Indications of gas at shallower levels have also found down the Supplejack well.
The Supplejack owners have decided to "deviate" the well further south, where they think it will hit a bigger oil column.
Austral told the stock exchange yesterday this deviation drilling should be finished over the Christmas-New Year period.
News of the Supplejack discovery was welcomed by investors, with the Austral Pacific share price yesterday rising 30c to close at $2.90.
Investors in Austral have not had a bumper time this year, with the company's share price falling from a high of $4.80 in March to a low of $2.60 last week.
The oil find comes as testing of natural gas flows from its much anticipated Cardiff well continue. Speculation about the Cardiff well has been going on for much of 2005, after gas was found there in 2004.
The well is 40 per cent owned by state-owned power company Genesis, which needs to find new supplies of gas for its power stations.
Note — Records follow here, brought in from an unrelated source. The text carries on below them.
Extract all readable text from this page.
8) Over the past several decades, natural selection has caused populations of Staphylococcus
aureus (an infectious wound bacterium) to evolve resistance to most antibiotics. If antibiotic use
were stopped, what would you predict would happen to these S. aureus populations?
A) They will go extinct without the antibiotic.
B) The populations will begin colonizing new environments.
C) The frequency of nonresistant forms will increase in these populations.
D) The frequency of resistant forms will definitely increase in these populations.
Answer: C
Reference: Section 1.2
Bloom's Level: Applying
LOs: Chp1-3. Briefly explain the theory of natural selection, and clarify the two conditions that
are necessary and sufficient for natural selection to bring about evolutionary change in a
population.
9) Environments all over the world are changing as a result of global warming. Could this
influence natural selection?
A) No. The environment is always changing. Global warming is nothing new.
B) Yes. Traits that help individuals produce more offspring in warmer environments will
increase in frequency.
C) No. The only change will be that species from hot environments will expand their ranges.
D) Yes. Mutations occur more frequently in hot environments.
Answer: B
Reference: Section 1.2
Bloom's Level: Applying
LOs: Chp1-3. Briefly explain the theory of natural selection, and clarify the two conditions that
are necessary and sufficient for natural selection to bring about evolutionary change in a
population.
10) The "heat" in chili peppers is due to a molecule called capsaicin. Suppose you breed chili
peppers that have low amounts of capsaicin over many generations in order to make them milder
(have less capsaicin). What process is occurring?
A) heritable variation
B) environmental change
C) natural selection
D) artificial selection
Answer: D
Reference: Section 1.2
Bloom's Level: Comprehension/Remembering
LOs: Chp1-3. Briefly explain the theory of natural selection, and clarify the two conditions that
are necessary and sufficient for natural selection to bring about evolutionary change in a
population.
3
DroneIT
Tests have already shown hydrocarbons are present in Cardiff but pressure and flow testing is needed to properly determine whether commercial quantities of gas can be obtained from the well.
The testing programme, which was predicted to cost about $3.5 million, is being funded by Genesis.
Austral also has a 35 per cent stake in an exploratory oil well in Papua New Guinea, where drilling is due to begin early next year.